Indigenous Mexicans tortured in migrant crackdown win public apology
Source: The Guardian
Indigenous Mexicans tortured in migrant crackdown win public apology
Quartet were accused of being undocumented Guatemalans
Immigration agents handed out beatings and electric shocks
Nina Lakhani
Thu 7 Nov 2019 19.32 GMT
Last modified on Thu 7 Nov 2019 21.29 GMT
Four indigenous Mexicans who were illegally detained and abused by immigration agents during a US-backed crackdown have received a rare public apology by the Mexican government for the ordeal.
The group were on a bus of seasonal farmhands in central Mexico when apprehended in 2015 by immigration agents who targeted them because of their physical features, clothes and limited Spanish.

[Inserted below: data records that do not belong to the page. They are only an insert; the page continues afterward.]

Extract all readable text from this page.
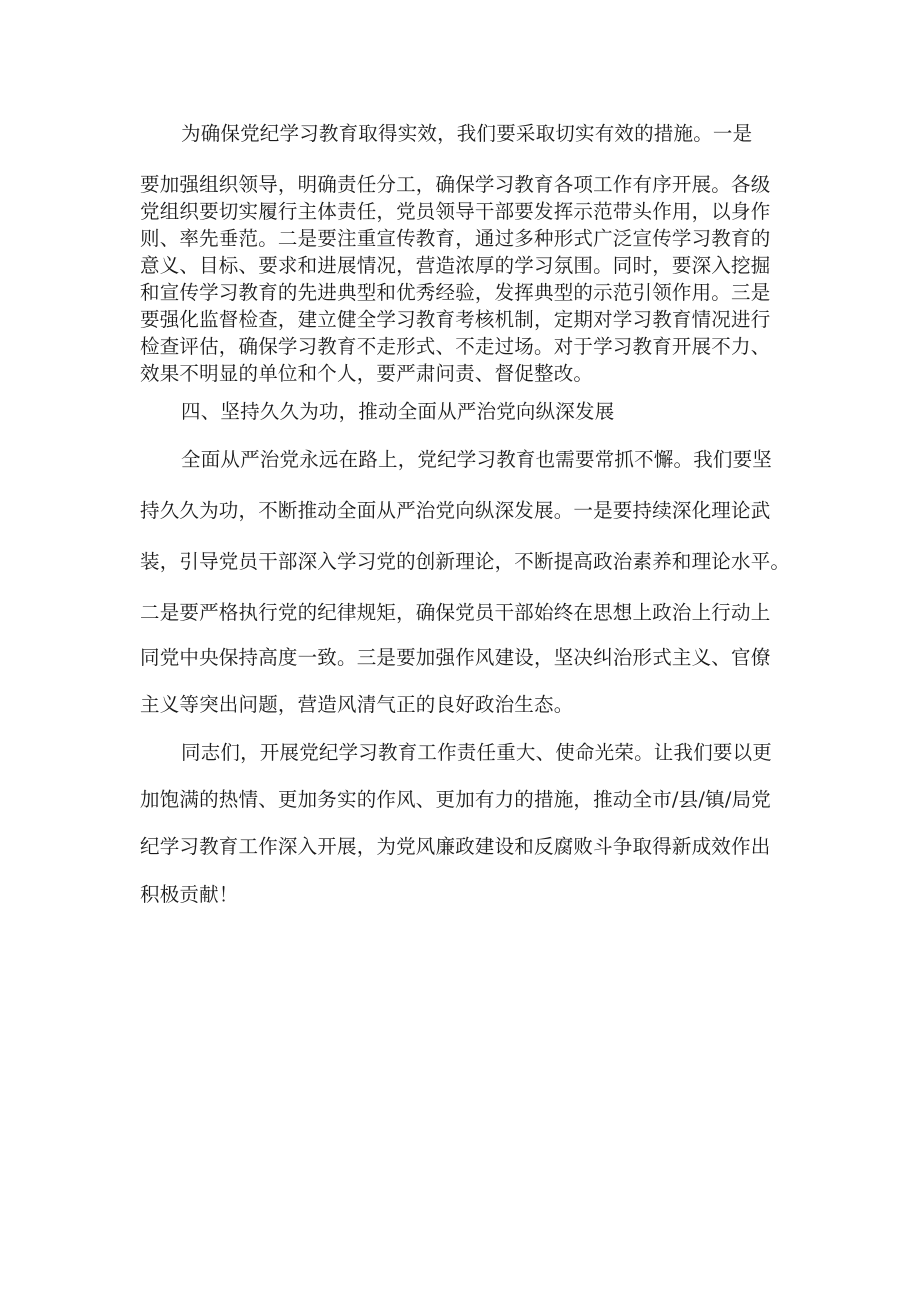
为确保党纪学习教育取得实效，我们要采取切实有效的措施。一是
要加强组织领导，明确责任分工，确保学习教育各项工作有序开展。各级
党组织要切实履行主体责任，党员领导干部要发挥示范带头作用，以身作
则、率先垂范。二是要注重宣传教育，通过多种形式广泛宣传学习教育的
意义、目标、要求和进展情况，营造浓厚的学习氛围。同时，要深入挖掘
和宣传学习教育的先进典型和优秀经验，发挥典型的示范引领作用。三是
要强化监督检查，建立健全学习教育考核机制，定期对学习教育情况进行
检查评估，确保学习教育不走形式、不走过场。对于学习教育开展不力、
效果不明显的单位和个人，要严肃问责、督促整改。
四、坚持久久为功，推动全面从严治党向纵深发展
全面从严治党永远在路上，党纪学习教育也需要常抓不懈。我们要坚
持久久为功，不断推动全面从严治党向纵深发展。一是要持续深化理论武
装，引导党员干部深入学习党的创新理论，不断提高政治素养和理论水平。
二是要严格执行党的纪律规矩，确保党员干部始终在思想上政治上行动上
同党中央保持高度一致。三是要加强作风建设，坚决纠治形式主义、官僚
主义等突出问题，营造风清气正的良好政治生态。
同志们，开展党纪学习教育工作责任重大、使命光荣。让我们要以更
加饱满的热情、更加务实的作风、更加有力的措施，推动全市/县/镇/局党
纪学习教育工作深入开展，为党风廉政建设和反腐败斗争取得新成效作出
积极贡献！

The agents accused the four of being undocumented immigrants from Guatemala, but they were indigenous Tzeltal Mayans from the poor state of Chiapas in southern Mexico, where 25% of the population speak an indigenous language.

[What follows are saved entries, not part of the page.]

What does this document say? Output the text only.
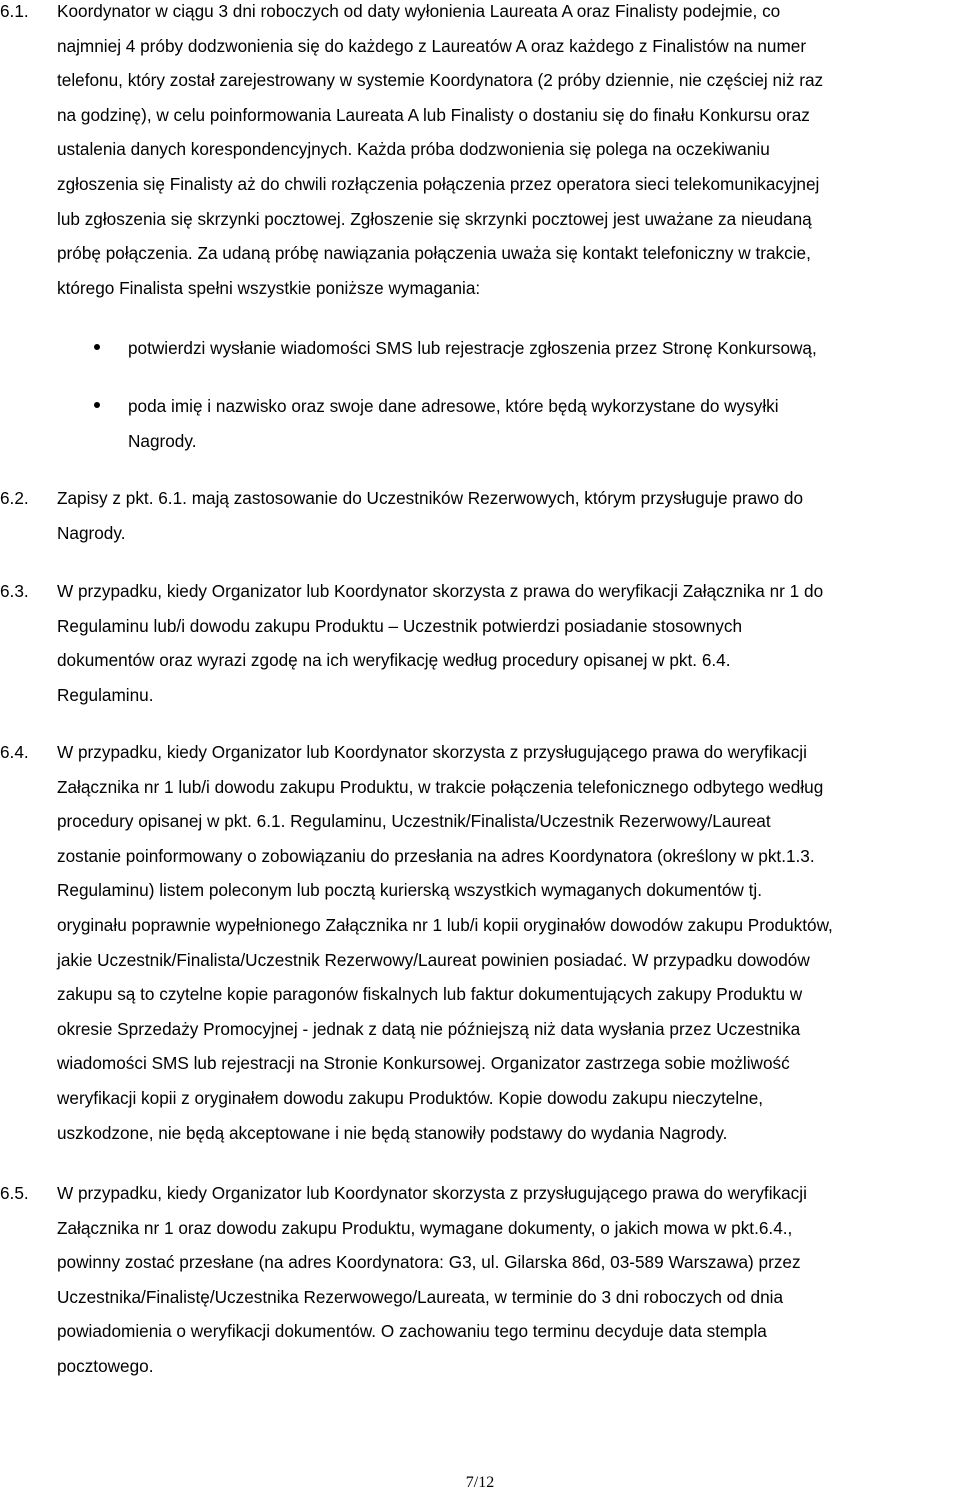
6.1.	Koordynator w ciągu 3 dni roboczych od daty wyłonienia Laureata A oraz Finalisty podejmie, co
najmniej 4 próby dodzwonienia się do każdego z Laureatów A oraz każdego z Finalistów na numer
telefonu, który został zarejestrowany w systemie Koordynatora (2 próby dziennie, nie częściej niż raz
na godzinę), w celu poinformowania Laureata A lub Finalisty o dostaniu się do finału Konkursu oraz
ustalenia danych korespondencyjnych. Każda próba dodzwonienia się polega na oczekiwaniu
zgłoszenia się Finalisty aż do chwili rozłączenia połączenia przez operatora sieci telekomunikacyjnej
lub zgłoszenia się skrzynki pocztowej. Zgłoszenie się skrzynki pocztowej jest uważane za nieudaną
próbę połączenia. Za udaną próbę nawiązania połączenia uważa się kontakt telefoniczny w trakcie,
którego Finalista spełni wszystkie poniższe wymagania:
potwierdzi wysłanie wiadomości SMS lub rejestracje zgłoszenia przez Stronę Konkursową,
poda imię i nazwisko oraz swoje dane adresowe, które będą wykorzystane do wysyłki
Nagrody.
6.2.	Zapisy z pkt. 6.1. mają zastosowanie do Uczestników Rezerwowych, którym przysługuje prawo do
Nagrody.
6.3.	W przypadku, kiedy Organizator lub Koordynator skorzysta z prawa do weryfikacji Załącznika nr 1 do
Regulaminu lub/i dowodu zakupu Produktu – Uczestnik potwierdzi posiadanie stosownych
dokumentów oraz wyrazi zgodę na ich weryfikację według procedury opisanej w pkt. 6.4.
Regulaminu.
6.4.	W przypadku, kiedy Organizator lub Koordynator skorzysta z przysługującego prawa do weryfikacji
Załącznika nr 1 lub/i dowodu zakupu Produktu, w trakcie połączenia telefonicznego odbytego według
procedury opisanej w pkt. 6.1. Regulaminu, Uczestnik/Finalista/Uczestnik Rezerwowy/Laureat
zostanie poinformowany o zobowiązaniu do przesłania na adres Koordynatora (określony w pkt.1.3.
Regulaminu) listem poleconym lub pocztą kurierską wszystkich wymaganych dokumentów tj.
oryginału poprawnie wypełnionego Załącznika nr 1 lub/i kopii oryginałów dowodów zakupu Produktów,
jakie Uczestnik/Finalista/Uczestnik Rezerwowy/Laureat powinien posiadać. W przypadku dowodów
zakupu są to czytelne kopie paragonów fiskalnych lub faktur dokumentujących zakupy Produktu w
okresie Sprzedaży Promocyjnej - jednak z datą nie późniejszą niż data wysłania przez Uczestnika
wiadomości SMS lub rejestracji na Stronie Konkursowej. Organizator zastrzega sobie możliwość
weryfikacji kopii z oryginałem dowodu zakupu Produktów. Kopie dowodu zakupu nieczytelne,
uszkodzone, nie będą akceptowane i nie będą stanowiły podstawy do wydania Nagrody.
6.5.	W przypadku, kiedy Organizator lub Koordynator skorzysta z przysługującego prawa do weryfikacji
Załącznika nr 1 oraz dowodu zakupu Produktu, wymagane dokumenty, o jakich mowa w pkt.6.4.,
powinny zostać przesłane (na adres Koordynatora: G3, ul. Gilarska 86d, 03-589 Warszawa) przez
Uczestnika/Finalistę/Uczestnika Rezerwowego/Laureata, w terminie do 3 dni roboczych od dnia
powiadomienia o weryfikacji dokumentów. O zachowaniu tego terminu decyduje data stempla
pocztowego.
7/12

Shortly after the ordeal, the Guardian revealed that three of the four siblings aged 15 to 24 were taken to a detention centre in Querétaro in central Mexico and held for eight days. One of them, then aged 18, was beaten and given electric shocks until he agreed to sign a deportation document admitting they were Guatemalan, even though he cannot read or write.
The siblings narrowly avoided being expelled from their home country after the fourth the older sisters boyfriend alerted a human rights organization.